WeeklyWorker

27.04.2011

Male-bonding cretinism

Will Mahan reviews Kevin Macdonald's (director) 'The eagle' - on general release

Not much annoyed me more than when school teachers used to say, ‘Oh, you have to read the book. The book is always miles better than the film’. Or whatever. In fact the film should always be better, unless idiots are making it. Why waste your time reading instead of watching when there are so many other books to read?

But I hated it even more when the teachers were right.

I’d recommend all of them (and parents) to encourage children to read Rosemary Sutcliff’s The eagle of the ninth (1954). It’s a marvellous example of historical writing, which shows how literature can cast light on the human condition and address serious social questions. Set in Roman-occupied Britain in the 2nd century, the book deals with how peoples of different nations can cooperate and how imperial might prevents it happening. The film, by contrast, demonstrates how capitalism and the lowest common denominator can distort and utterly turn on their head the words of a great author. Although I would recommend the book for 11- or 12-year-olds, the film shows how the mass media treat adults as if they are more stupid than children.

I never expect Hollywood to get the books of nations other than America right. But I think I might be even more outraged this time than when the Hitchhiker’s guide to the galaxy came out. That book had way too much intellect for Hollywood (they probably think Zaphod is the hero) and that little gimp from The office. I’d like to knock his teeth in for even thinking he was near good enough for the part. Hollywood wouldn’t dare treat their greats of literature with such disdain - just look at Huckleberry Finn or Batman films! For this slander the American ambassador should be called in and we should receive the head of whoever is responsible on a platter. If we were still a nation with any self-respect, The eagle should have provoked rioting in the streets! They had to change the name from The eagle of the ninth, by the way, so US filmgoers didn’t think it was about golf. If it had been about golf they may have made a film truer to the source.

Christ, all they had to do was follow a book. But right from the start they turn it on its head. Not only do they turn the book on its head: they turn history on its head. For example, the Roman troops move back towards the fort in a diamond formation. When the chariots come they run for higher ground. But the Romans wouldn’t have jeopardised their fort in this way: they would have accepted the loss of troops. Neither are the officers - including Marcus, who is trying to discover the truth about the disappearance of his father’s legion - fools or pig-headed in the book, but smart professionals. It seems that the Marcus of the movie is based on the worse, most sexually repressed officers of World War I rather than on a Roman.

Everything about the gladiatorial display is better in the book. Then there is Esca, the bought slave, who gets a wolf cub - something which would have appealed to children and should have been left in the film, you might have thought. The cub could be seen as an allegory for what should be done with the wild children of an orphaned nation.

The film makers also cut out the love interest of Cottia, a girl from a Romanised family.
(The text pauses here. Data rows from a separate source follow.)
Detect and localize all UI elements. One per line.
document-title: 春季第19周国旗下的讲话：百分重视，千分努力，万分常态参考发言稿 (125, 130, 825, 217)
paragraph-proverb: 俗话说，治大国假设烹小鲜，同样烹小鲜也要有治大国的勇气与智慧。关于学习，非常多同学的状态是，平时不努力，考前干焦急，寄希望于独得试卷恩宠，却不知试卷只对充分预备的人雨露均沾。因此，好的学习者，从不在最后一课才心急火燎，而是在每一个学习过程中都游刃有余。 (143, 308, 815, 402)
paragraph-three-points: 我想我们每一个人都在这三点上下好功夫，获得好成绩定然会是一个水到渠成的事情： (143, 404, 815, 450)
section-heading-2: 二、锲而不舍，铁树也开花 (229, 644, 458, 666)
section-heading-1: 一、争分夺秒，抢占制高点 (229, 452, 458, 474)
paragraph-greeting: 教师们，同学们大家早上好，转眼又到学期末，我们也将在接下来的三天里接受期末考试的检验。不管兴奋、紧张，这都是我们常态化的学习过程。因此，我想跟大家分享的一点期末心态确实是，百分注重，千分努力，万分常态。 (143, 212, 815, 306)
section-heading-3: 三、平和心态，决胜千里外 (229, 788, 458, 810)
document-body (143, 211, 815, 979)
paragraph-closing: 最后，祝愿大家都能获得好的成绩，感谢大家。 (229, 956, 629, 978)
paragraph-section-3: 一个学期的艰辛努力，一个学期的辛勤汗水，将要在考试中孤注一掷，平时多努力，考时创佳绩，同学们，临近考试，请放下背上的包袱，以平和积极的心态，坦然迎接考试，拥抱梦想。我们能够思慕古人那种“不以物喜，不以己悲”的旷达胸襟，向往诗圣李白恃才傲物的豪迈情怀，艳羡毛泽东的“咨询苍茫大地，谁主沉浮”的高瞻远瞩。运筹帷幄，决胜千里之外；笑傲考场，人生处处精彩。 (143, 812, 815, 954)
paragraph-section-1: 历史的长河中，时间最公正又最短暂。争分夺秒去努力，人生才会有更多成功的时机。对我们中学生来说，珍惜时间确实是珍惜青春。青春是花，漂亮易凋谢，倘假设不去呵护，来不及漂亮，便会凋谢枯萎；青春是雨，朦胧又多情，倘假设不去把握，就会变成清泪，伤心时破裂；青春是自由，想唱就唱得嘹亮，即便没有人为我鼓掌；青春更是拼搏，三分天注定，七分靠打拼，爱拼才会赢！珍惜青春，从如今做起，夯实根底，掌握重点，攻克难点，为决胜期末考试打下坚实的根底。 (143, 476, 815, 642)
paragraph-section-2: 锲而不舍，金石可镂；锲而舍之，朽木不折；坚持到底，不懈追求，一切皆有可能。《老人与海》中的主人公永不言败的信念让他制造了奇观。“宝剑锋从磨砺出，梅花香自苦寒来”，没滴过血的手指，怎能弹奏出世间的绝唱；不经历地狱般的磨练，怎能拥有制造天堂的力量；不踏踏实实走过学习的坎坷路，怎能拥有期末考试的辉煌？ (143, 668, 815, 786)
They need to leave this character out, as the storyline here is about compromise and how the Romans can get on with the British. It runs completely contrary to the macho-fest that runs through the film from this point, with the fights becoming more and more ridiculous. Guern is also a character than shows how the Romans and British have a common human interest. But in the film he is a militarist fool who finds honour in death like a Viking nut job. Not the really nice fellow of the book, who tries to get on with the locals instead of murdering them.

In the last scene the Roman legion is not reformed for sensible, logical reasons, as in the book. It is not reformed because those corrupt, meddling politicians don’t do the right thing and support ‘our boys’. Talk about reliving the rightwing mythology of Vietnam.

There is no nonsense in the novel about how the Romans are kind to children - unlike those horrible savages who all deserve to be murdered by Roman military power. What utter shite. The natives look a lot healthier than the Scottish punks I’ve seen in Edinburgh when I go to gigs there. I expect less Irn Bru and a healthy outdoor life would have done them a lot of good. There is no stupid stuff in the book about the ignorant, thick natives not having horses or the death rattle of a militarist who wants one more last stand because he didn’t get killed last time.

Hollywood takes a great anti-militarist book (but with all the excitement of militarism - not to mention swords and sandals) and turns it into an exercise in dumb, male-bonding cretinism: a recruiting video for the most moronic and ignorant cannon fodder that America can produce amongst its educationally deprived.